I bought a pony there last year and a couple of years ago. They were both steals. My trainer bought one without me being there, he was green and had a huge scar on his leg. He ended up being an awesome "B" circut pony. The one I bought last year had a history on the line and was owned by a BNT. I never saw her until she walked into the sale ring. She was THE LAST ONE. She had maybe a couple weeks under saddle, 3 yrs old, 13.3 1/2. She loves horseshows. At her first show she marched around like a pro in the baby greens and beat the horses. She doesn't like to work at home, and has some issues. What else would you expect from a three year old!
I love that sale. I hope to be going this year looking for another youngish green large, I want a bargain though, sorry I dont know if that helps any.
P Wynn, if they all turn out like that awesome Karacter pony of yours that was in Atlanta last week, doing the pregreen ponies as a 4 year old, then keep on doing whatever you are doing now! THAT one is AWESOME! And he went around like a million bucks.
I am very jealous, and wishing the sainted granddaughter was SMALLER...
Oh, that's just too funny, wesierobb, that you'd mention him. It's not my style to be so blunt about how the little project pony I first mentioned here a year ago actually did in his first outing...
BUT I'M SURE GLAD YOU DID!!!
Ok, indirect brag aside, here's a serious question for others: Bargains????
The last few posts have implied (and I ask because I want to be corrected if I'm wrong) that they got "good deals" at the Pony Finals sale. It used to be that the "good deals" (which I'm interpreting as relative bargains) might be had at the Breeder's Production Sale, which seems to have fallen by the wayside (at least in terms of its original form--yes? no???). If buyers are now shopping the Finals' sale for bargains, that can't be a good thing, can it? Doesn't that imply buyers are looking for ponies NOT priced equivalent to value, but rather priced below? Again, this is a yes? no? thing: I'm just wondering where the market is these days and how it might affect the sale.
Is the sale open to pony jumpers? We have one that has been eventing and is always clean at 3'3" - we haven't actually tested his height limit but he's amazing through gymnastics. I'm horrible at selling horses (because I never want to) and we are waiting for a spot to open up at the trainer for him to go as a consignment. This sale might be a reasonable alternative. Any opinions on this sale for jumpers?
It's all fun and games until the flying monkeys show up.
It's still a fact that this marketplace favors those already out and going and capable of packing the kiddie test riders that will want to ride before Daddy writes the check. If it's broke well and can pack, you might have a chance.
But, IMO, it's a Hunter venue. Maybe the Eventing crowd would be more appreciative or somebody looking for something that can multi task and not be restricted to just the jump ring.
One other thing somebody hinted at earlier...some of those you'd think are nice from the catalogue and picture that go low?
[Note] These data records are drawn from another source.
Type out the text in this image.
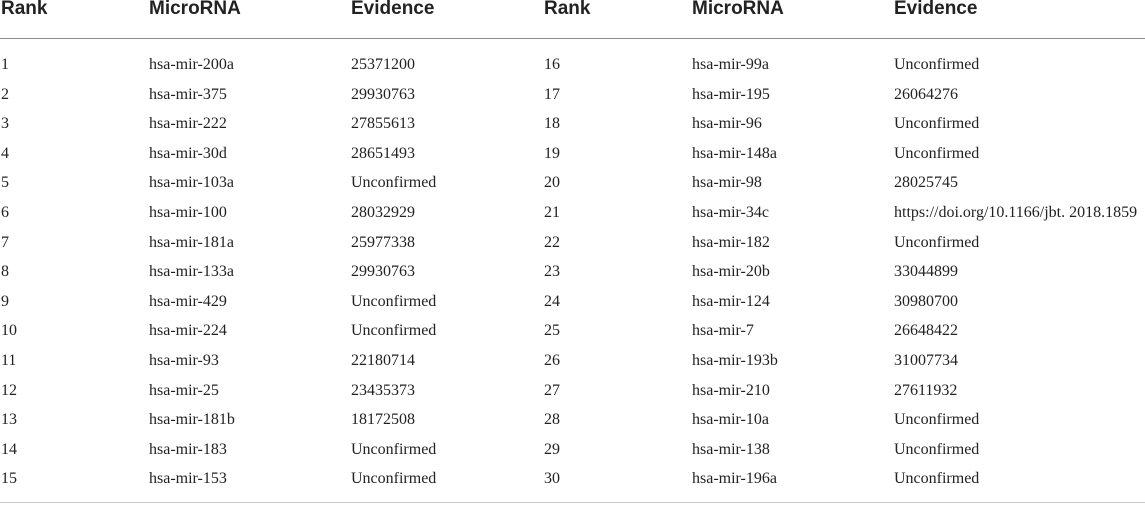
Rank	MicroRNA	Evidence	Rank	MicroRNA	Evidence
1	hsa-mir-200a	25371200	16	hsa-mir-99a	Unconfirmed
2	hsa-mir-375	29930763	17	hsa-mir-195	26064276
3	hsa-mir-222	27855613	18	hsa-mir-96	Unconfirmed
4	hsa-mir-30d	28651493	19	hsa-mir-148a	Unconfirmed
5	hsa-mir-103a	Unconfirmed	20	hsa-mir-98	28025745
6	hsa-mir-100	28032929	21	hsa-mir-34c	https://doi.org/10.1166/jbt. 2018.1859
7	hsa-mir-181a	25977338	22	hsa-mir-182	Unconfirmed
8	hsa-mir-133a	29930763	23	hsa-mir-20b	33044899
9	hsa-mir-429	Unconfirmed	24	hsa-mir-124	30980700
10	hsa-mir-224	Unconfirmed	25	hsa-mir-7	26648422
11	hsa-mir-93	22180714	26	hsa-mir-193b	31007734
12	hsa-mir-25	23435373	27	hsa-mir-210	27611932
13	hsa-mir-181b	18172508	28	hsa-mir-10a	Unconfirmed
14	hsa-mir-183	Unconfirmed	29	hsa-mir-138	Unconfirmed
15	hsa-mir-153	Unconfirmed	30	hsa-mir-196a	Unconfirmed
Some of those are not unknown and have passed around thru several trainer barns before going here. They look nice but are...er...let's just say special needs. Not so nice at all.
When opportunity knocks it's wearing overalls and looks like work.
I have three that were accepted - all are on my website on the sales page, a 3 yr old large gelding, Rockin Elvis, that was 5th at Devon, a 4 yr old large mare by Land's End The Colonels Fox, Fox Ridge Fox Zee, and a 5 yr old medium mare that is really brave and getting her changes well, Quicksilver Snow Dancer. All three are going to be top of the line in their divisions and all have a big step and can easily make the strides. I hope there will be some good interest at the sale - I have heard of many people that are going with plans to buy.